Maggie way

WE recently mentioned that the achievements of British prime ministers are often celebrated at a great distance from their native shores.

Gordon Casely was once cycling in New Zealand when he came across a Thatcher Street in the nation’s capital of Wellington.

Our reader adds: “The bad news was that Thatcher Street bore a sign which read: No Exit.”

(Which rather neatly sums up British life the 1980s…)

Questionable name

A Diary tale about confusing names reminds retired MP Sir Brian Donohoe of the time the politician Geoffrey Howe campaigned in Irvine during a General Election, and introduced himself to an elderly lady.

"Hello. I'm Geoffrey Howe," said he.

"Who?" said she.

"No, it's Howe," persisted the politico.


WE continue with our run of plagiarism tales. A retired Glasgow professor recalls a PhD student who suddenly handed in a complete thesis after months of failing to produce a written word. Suspicions were confirmed when the faculty was contacted by a ghost-writer asking why the fee for 80,000 words of creative writing hadn't been paid.

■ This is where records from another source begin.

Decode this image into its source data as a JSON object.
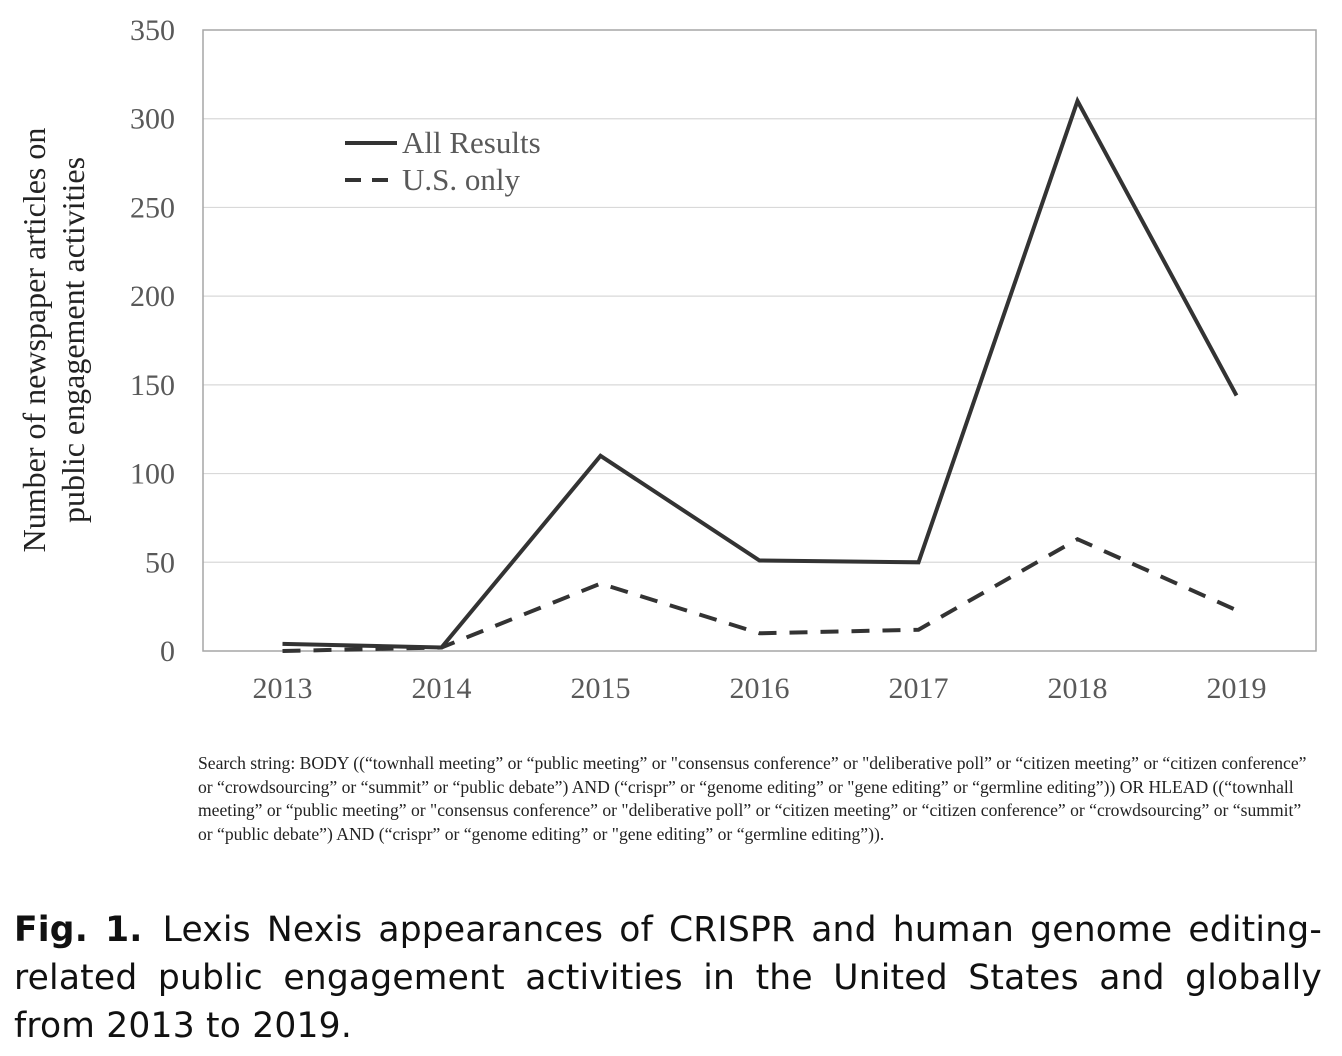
{
  "chart_data": {
    "type": "line",
    "x": [
      "2013",
      "2014",
      "2015",
      "2016",
      "2017",
      "2018",
      "2019"
    ],
    "ylim": [
      0,
      350
    ],
    "yticks": [
      "0",
      "50",
      "100",
      "150",
      "200",
      "250",
      "300",
      "350"
    ],
    "ylabel_line1": "Number of newspaper articles on",
    "ylabel_line2": "public engagement activities",
    "grid": "horizontal",
    "legend_position": "top-left",
    "series": [
      {
        "name": "All Results",
        "style": "solid",
        "color": "#333333",
        "values": [
          4,
          2,
          110,
          51,
          50,
          310,
          144
        ]
      },
      {
        "name": "U.S. only",
        "style": "dashed",
        "color": "#333333",
        "values": [
          0,
          2,
          38,
          10,
          12,
          63,
          23
        ]
      }
    ]
  },
  "note": "Search string: BODY ((“townhall meeting” or “public meeting” or \"consensus conference” or \"deliberative poll” or “citizen meeting” or “citizen conference” or “crowdsourcing” or “summit” or “public debate”) AND (“crispr” or “genome editing” or \"gene editing” or “germline editing”)) OR HLEAD ((“townhall meeting” or “public meeting” or \"consensus conference” or \"deliberative poll” or “citizen meeting” or “citizen conference” or “crowdsourcing” or “summit” or “public debate”) AND (“crispr” or “genome editing” or \"gene editing” or “germline editing”)).",
  "caption": {
    "label": "Fig. 1.",
    "text": "Lexis Nexis appearances of CRISPR and human genome editing-related public engagement activities in the United States and globally from 2013 to 2019."
  }
}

“Outcome for the thesis?” says our correspondent. “Death by unnatural clauses.”

Boat race

THE sister-in-law of Bearsden reader Brian Crook once worked in Maryhill, where she was stationed at a popular destination known to the natives as the Buroo. One day she bumped into a frequent visitor to this place.

When she inquired where a mutual acquaintance now lived,she was surprised to learn that the friend was in a boat house.

“On the Forth and Clyde Canal?” she enquired.

“Naw,” came the reply. “She boat her ain hoose in Maryhill.”

Tuberous tiff

IN an effort to make the best of being confined to quarters, reader David Donaldson and his wife decided to try growing their own potatoes. The notes said to "chit" them by letting them sprout near a window.

As our correspondent was arranging the seed potatoes in old egg boxes, he overheard his wife explaining to a friend on the phone: "David’s busy chibbing the potatoes."

“After months of lockdown, no Glasgow jury would convict,” says our unrepentant reader.

Cutting comment

HAIRCARE continued. Reader John Hart tells us of a chap who went for a haircut after many years growing it long.

“Did you go to Hillhead High School?” inquired the barber, halfway through the trim.

“How did you know?” asked the customer.

“I’ve just found your cap,” said the barber.

Silly science

“I MET a microbiologist recently,” says reader Harry Amery. “He was much bigger than I expected.”